Du côté des volatiles, parfois ça va, parfois ça ne va pas. Les dernières données publiées par la Fédération interprofessionnelle du secteur avicole au Maroc (FISA) prouvent la bonne santé du secteur en 2023. La production avicole a connu une hausse de 2,45% par rapport à l’année précédente pour s’établir à 10.445 millions d’unités.

La production des œufs de consommation est estimée à 5,3 milliards d’unités, ce qui traduit une hausse de 10% en comparaison avec 2022. Une augmentation de 33% en une année, a été notée dans la production des poussins (15,9 millions d’unités). Pour ce qui est de la production d’aliments de volaille, la courbe est toujours ascendante avec 3,3 millions de tonnes (T) soit une augmentation de 10% par rapport à l’année précédente.

Selon les chiffres de la FISA, la production de la viande de poulet a augmenté de 5% par rapport à 2022 pour s’établir à 560.000 T. Elle a ajouté que la viande de la dinde a atteint 135.000 T. En outre, la production de la viande de poulet de chair est de 68.360 T au niveau des abattoirs industriels avec une hausse de 4% par rapport à l’année passée.

Les experts signalent que la demande de viande de poulet devance toujours celle de la dinde. Quant à la production du secteur traditionnel, elle est évaluée à 800 millions d’œufs et 50.000 T de viandes de volailles.

La FISA soutient que les produits destinés à l’exportation ont enregistré un net recul comme les viandes. Ceux à base de volaille ont connu une baisse de 23% par rapport à l’année dernière à 814 T. Cette tendance à la baisse n’a pas épargné les œufs de consommation qui ont connu un recul de 50%.

Au Maroc, la consommation est estimée à 20,6 kg par habitant par année en 2023, soit une progression de 5% par rapport à la même période un an auparavant. La même tendance a été enregistrée au niveau de l’œuf, dont la consommation s’est située à 169 œufs par habitant et par an.

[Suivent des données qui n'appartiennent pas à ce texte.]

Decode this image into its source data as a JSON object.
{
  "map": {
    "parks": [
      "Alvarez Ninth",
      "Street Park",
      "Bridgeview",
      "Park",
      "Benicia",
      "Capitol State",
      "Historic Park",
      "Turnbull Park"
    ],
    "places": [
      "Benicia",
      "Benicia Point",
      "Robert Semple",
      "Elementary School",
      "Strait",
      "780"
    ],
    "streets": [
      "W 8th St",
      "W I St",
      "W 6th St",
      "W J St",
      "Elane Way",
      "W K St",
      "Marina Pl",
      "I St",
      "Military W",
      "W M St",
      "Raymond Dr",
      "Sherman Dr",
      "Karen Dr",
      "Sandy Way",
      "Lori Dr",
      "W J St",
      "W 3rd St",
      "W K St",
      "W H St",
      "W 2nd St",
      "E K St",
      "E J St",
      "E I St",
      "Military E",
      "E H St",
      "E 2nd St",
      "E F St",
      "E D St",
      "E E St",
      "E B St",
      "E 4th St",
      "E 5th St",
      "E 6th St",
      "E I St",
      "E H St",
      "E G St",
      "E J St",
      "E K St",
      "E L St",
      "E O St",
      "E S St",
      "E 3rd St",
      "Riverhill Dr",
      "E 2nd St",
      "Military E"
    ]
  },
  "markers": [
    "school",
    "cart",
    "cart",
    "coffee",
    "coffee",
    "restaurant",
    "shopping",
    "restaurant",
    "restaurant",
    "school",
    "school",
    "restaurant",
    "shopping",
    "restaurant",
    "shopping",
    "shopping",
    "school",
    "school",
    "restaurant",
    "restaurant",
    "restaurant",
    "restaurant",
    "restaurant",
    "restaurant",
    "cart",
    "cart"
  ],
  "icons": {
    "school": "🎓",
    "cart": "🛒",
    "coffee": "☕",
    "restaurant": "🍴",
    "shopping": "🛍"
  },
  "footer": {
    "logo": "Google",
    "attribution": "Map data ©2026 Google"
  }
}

Pour les ventes, au niveau des fermes, la moyenne s’est établie à 15,75 DH le kilo vif. Sur l’année, ces prix ont enregistré une hausse de 4%. Le prix de vente de la dinde s’est situé à 19,40 DH/kg, en baisse de 2%. Quant aux œufs de consommation, le prix moyen est de 1,20 DH départ ferme, soit une augmentation de 38%.

Le secteur avicole est sujet à une volatilité constante, influencée par les conditions économiques. La production est étroitement liée à la consommation, à tel point que lorsque la demande diminue, les producteurs suspendent leur activité, et le redémarrage n’est pas immédiat. Actuellement, les prix du poulet sont en baisse, avec un kilo sorti de ferme à 13 DH. Les œufs, quant à eux, sont vendus à 90 centimes, contre 1,30 DH auparavant.

Les abattoirs avicoles modernes, un moyen pour booster la productivité et la rentabilité du secteur

Par ailleurs, en novembre 2021, la Fédération Interprofessionnelle du Secteur Avicole au Maroc (FISA), en collaboration avec le ministère de l’Agriculture, de la Pêche Maritime, du Développement rural et des Eaux et forêts, avait lancé un programme innovant dédié à l’accompagnement des porteurs de projets d’abattoirs avicoles modernes de petite capacité, certifiés par l’Office national de sécurité sanitaire des produits alimentaires (ONSSA).

L’un des objectifs de cette initiative de la FISA vise à réduire les effets négatifs de la distribution désordonnée qui nuit à l’image du produit d’une part, et à sa rentabilité des producteurs d’autre part.

C’est dans ce sens que le programme de création d’abattoirs avicoles modernes à faible capacité est un élément clé de la stratégie. Il ouvre, en effet, de nouvelles perspectives aux professionnels pour améliorer la commercialisation de leurs produits dans le respect des normes de sécurité sanitaire des aliments. Ce qui renforce ainsi leur présence dans le système de distribution et de commercialisation, tout en préservant les acquis réalisés grâce au développement de l’élevage et à l’amélioration de la production.

La FISA soutient que ce programme, mis en place avec la tutelle, est considéré comme un élément clé pour le développement de la chaîne de valeur avicole. Et dans un court terme, ceci pourra permettre de jouer un rôle crucial dans la création d’emplois, de contribuer à la sécurité alimentaire en fournissant des protéines d’origine animale, et de dynamiser les exportations et l’accès aux marchés extérieurs, en particulier africains.